Германтов (грустно). Подъёмы эти, даже пики, случались только на наклонной плоскости, на спуске.
Палладио. С чего же началось снижение?
Германтов. Вернулись на круги? Снижение началось, как водится, с вершины, когда победно вы на вершину зодчества взошли, а кисть чаровника-Паоло вдруг отменила стены с потолками.
Обсуждение восходяще-нисходящей параболы мировой архитектуры, добавляя уныния Палладио, обещало затянуться, однако Веронезе, изрядно заскучавший, явно ждал нового визуального допинга.
И Германтов, вернувшийся всё-таки на спираль прогресса, вздумал оставить Палладио в безутешном его покое, а гиганта радостной ренессансной живописи ублажить туманной красочностью импрессионистов, – живописью, так сказать, в чистом виде. Испытав счастливый шок, Веронезе завертелся в угрожающе заскрипевшем креслице, потрясённо завертел головой, словно желая немедленно поделиться счастьем своим со всей Пьяццей, но Германтов-то и не думал униматься: на экране вспыхивали Матисс, Шагал, Дали, Пикассо… – глаза Веронезе сияли, – как нравилась ему эта до невероятностей преображающая косный мир живопись! А уж взорвался на экране Кандинский, закружил цветистые вихри…
Веронезе (неожиданно оскалив ровные белые зубы). В ваши времена художникам, как вижу я, безбожным художникам, всё позволено, и инквизиция нисколько им не угрожает?
Германтов (недоуменно на него глянув, вспомнив про новостную ленту ru).

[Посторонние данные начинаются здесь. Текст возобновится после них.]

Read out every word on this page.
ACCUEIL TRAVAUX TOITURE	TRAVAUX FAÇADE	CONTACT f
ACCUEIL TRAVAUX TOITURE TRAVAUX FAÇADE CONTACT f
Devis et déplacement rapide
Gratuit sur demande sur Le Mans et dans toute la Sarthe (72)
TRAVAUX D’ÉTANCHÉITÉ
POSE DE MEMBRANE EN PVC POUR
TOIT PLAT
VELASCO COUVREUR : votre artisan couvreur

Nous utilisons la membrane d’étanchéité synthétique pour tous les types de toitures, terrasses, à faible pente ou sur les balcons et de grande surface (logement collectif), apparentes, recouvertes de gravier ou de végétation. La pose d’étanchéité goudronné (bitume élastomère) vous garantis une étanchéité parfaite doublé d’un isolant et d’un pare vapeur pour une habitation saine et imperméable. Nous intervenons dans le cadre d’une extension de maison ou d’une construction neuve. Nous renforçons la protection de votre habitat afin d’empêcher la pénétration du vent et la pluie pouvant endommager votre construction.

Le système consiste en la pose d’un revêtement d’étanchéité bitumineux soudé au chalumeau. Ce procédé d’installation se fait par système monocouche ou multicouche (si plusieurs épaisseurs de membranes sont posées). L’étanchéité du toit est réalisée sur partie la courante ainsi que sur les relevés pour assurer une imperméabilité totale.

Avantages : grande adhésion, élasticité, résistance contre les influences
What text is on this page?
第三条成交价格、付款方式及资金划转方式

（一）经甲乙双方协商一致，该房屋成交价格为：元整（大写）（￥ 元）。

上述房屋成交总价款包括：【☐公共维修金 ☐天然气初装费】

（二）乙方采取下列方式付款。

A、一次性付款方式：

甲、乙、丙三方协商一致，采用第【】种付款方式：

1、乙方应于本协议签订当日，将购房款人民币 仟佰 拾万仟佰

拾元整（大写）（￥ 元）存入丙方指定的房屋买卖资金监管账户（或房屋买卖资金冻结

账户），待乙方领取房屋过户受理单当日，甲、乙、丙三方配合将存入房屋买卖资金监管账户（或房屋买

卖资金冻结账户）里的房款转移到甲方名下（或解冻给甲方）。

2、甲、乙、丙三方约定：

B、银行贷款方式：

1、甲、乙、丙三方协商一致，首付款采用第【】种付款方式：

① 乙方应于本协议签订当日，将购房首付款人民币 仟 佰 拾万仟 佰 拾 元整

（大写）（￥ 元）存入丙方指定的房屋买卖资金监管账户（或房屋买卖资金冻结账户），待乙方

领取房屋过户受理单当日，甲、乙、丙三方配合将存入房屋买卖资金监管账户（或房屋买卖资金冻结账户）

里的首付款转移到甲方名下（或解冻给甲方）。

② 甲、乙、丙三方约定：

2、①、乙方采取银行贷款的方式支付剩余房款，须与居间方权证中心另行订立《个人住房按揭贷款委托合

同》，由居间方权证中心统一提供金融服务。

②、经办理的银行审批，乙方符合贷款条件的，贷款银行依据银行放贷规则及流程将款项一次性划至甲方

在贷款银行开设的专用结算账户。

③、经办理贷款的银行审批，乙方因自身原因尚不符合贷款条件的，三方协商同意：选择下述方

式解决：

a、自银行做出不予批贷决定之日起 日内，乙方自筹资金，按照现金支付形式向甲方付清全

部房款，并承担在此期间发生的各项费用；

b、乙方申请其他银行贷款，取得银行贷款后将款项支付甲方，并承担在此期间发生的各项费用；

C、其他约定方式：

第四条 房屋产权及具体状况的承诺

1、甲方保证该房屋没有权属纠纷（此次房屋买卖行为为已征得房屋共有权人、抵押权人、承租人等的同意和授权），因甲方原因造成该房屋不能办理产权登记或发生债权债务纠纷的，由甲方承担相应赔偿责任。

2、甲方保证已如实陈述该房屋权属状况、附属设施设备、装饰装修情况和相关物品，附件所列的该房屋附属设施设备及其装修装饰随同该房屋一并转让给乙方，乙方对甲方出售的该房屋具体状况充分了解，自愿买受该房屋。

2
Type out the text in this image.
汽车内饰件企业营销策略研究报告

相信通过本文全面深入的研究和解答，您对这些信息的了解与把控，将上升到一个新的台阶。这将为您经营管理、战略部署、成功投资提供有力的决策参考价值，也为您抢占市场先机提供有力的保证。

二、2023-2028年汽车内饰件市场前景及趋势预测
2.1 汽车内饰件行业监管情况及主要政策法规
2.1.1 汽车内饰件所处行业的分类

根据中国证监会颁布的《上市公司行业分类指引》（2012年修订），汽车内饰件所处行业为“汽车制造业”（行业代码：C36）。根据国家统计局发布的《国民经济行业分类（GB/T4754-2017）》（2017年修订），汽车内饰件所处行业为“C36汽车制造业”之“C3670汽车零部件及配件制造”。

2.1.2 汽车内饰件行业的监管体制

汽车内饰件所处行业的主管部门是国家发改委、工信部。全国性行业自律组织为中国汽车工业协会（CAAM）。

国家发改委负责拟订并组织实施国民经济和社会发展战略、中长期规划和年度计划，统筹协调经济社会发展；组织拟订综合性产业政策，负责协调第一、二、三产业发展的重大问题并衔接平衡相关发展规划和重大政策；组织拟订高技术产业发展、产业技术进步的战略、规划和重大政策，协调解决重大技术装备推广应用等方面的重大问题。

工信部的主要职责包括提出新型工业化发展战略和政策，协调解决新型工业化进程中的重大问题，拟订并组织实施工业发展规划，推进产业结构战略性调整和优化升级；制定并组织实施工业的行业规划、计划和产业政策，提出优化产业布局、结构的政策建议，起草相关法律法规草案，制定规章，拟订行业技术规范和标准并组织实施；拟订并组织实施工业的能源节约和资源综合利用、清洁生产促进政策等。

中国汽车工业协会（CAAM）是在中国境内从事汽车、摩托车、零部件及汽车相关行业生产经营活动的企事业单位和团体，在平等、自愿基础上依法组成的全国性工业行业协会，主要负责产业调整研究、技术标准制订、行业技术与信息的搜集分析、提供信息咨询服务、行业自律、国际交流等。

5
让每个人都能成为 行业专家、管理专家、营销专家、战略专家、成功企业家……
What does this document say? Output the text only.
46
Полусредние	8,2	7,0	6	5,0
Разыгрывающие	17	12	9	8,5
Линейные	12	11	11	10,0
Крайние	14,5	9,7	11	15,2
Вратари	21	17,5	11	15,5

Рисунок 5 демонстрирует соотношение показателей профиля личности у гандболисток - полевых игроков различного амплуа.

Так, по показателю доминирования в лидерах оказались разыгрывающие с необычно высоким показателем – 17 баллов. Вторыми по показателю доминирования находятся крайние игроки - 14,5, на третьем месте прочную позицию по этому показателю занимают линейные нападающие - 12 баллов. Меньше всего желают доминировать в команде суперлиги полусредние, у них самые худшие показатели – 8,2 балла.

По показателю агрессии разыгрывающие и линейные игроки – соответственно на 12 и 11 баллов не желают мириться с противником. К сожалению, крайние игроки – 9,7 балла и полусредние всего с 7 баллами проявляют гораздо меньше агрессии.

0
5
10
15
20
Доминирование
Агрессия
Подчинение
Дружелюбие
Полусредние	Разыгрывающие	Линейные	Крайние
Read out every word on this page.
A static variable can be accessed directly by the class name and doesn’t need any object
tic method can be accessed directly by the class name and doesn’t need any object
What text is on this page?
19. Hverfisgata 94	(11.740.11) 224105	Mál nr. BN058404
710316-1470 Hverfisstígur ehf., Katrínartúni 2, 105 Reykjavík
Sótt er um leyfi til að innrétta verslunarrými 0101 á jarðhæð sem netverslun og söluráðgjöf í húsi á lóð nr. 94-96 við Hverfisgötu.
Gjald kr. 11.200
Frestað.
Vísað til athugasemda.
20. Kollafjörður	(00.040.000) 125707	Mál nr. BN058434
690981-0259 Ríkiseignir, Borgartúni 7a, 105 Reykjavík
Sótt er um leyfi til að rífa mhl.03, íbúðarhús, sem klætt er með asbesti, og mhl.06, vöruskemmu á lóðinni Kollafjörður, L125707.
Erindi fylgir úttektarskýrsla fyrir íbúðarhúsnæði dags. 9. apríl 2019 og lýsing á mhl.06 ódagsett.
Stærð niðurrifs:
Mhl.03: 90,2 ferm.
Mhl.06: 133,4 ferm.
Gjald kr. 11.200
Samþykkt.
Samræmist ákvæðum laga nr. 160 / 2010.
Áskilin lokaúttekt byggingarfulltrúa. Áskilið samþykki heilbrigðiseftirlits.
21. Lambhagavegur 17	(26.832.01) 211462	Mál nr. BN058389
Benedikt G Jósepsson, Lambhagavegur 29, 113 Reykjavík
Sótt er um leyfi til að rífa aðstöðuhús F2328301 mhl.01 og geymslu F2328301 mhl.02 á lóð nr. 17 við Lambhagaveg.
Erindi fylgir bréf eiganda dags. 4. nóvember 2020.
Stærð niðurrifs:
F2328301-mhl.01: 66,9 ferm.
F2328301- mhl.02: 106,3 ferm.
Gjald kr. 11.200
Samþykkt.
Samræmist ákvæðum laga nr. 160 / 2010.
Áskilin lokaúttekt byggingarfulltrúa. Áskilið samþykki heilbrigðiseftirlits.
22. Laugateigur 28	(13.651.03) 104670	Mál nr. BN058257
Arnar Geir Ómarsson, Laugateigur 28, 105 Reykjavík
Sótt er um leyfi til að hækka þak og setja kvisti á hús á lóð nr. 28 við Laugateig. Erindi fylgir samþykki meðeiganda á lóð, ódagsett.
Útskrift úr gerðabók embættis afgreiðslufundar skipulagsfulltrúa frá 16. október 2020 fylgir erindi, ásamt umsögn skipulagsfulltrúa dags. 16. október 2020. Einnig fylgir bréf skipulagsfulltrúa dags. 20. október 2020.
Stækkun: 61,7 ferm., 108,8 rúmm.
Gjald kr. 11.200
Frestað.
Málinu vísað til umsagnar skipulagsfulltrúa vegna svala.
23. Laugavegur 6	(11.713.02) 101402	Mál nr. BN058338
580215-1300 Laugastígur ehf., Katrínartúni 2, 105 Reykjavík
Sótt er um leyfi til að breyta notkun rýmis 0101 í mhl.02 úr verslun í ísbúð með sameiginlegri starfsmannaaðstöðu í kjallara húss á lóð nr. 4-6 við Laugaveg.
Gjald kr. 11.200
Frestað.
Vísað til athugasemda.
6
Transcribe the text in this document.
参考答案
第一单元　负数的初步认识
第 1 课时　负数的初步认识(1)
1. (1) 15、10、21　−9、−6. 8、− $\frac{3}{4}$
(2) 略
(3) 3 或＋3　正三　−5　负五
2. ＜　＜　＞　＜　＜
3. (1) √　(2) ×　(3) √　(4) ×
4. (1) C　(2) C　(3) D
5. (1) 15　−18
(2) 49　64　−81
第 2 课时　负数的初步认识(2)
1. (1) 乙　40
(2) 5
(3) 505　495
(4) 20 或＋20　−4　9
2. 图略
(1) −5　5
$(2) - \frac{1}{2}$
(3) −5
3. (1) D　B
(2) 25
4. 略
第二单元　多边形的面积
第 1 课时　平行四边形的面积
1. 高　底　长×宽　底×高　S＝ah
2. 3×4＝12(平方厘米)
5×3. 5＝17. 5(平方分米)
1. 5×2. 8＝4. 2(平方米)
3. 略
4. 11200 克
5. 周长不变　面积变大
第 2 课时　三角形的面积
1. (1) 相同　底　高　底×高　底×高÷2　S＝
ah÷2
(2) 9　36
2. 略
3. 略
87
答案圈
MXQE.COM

У нас роль инквизиции исполняют казаки и православные активисты-хоругвеносцы, они могут оконное стекло в музее неугодного им писателя разбить, могут подбросить к третируемому ими театру свиную голову.
Веронезе (замахав рукой). Не объясняйте, ради бога не объясняйте, чего они добиваются, подбрасывая свиную голову… Он подозвал карлика с попугаем, отечески положил карлику руку на плечо: меня из-за этого коротышки с безобидным попугаем вызывали в священный трибунал инквизиции, хорошо ещё, – смеясь, прикрывая от удовольствия глаза, – что не отправили на костёр.
Германтов. Знаю.
Веронезе (чуть раздражённо). Всё-то вы знаете… а я, награждённый золотой цепью, главной художественной наградой Венеции, вынужден был юлить, отвечая на глупые вопросы инквизиторов, лишённых и мизерного воображения.
Германтов. Сочувствую; я знаю также, что вы, хоть и отягощённый золотой цепью, всё-таки ловко выкрутились, втолковывая им, зловредным тупицам, что живописцы пользуются теми же вольностями, которыми пользуются поэты и сумасшедшие.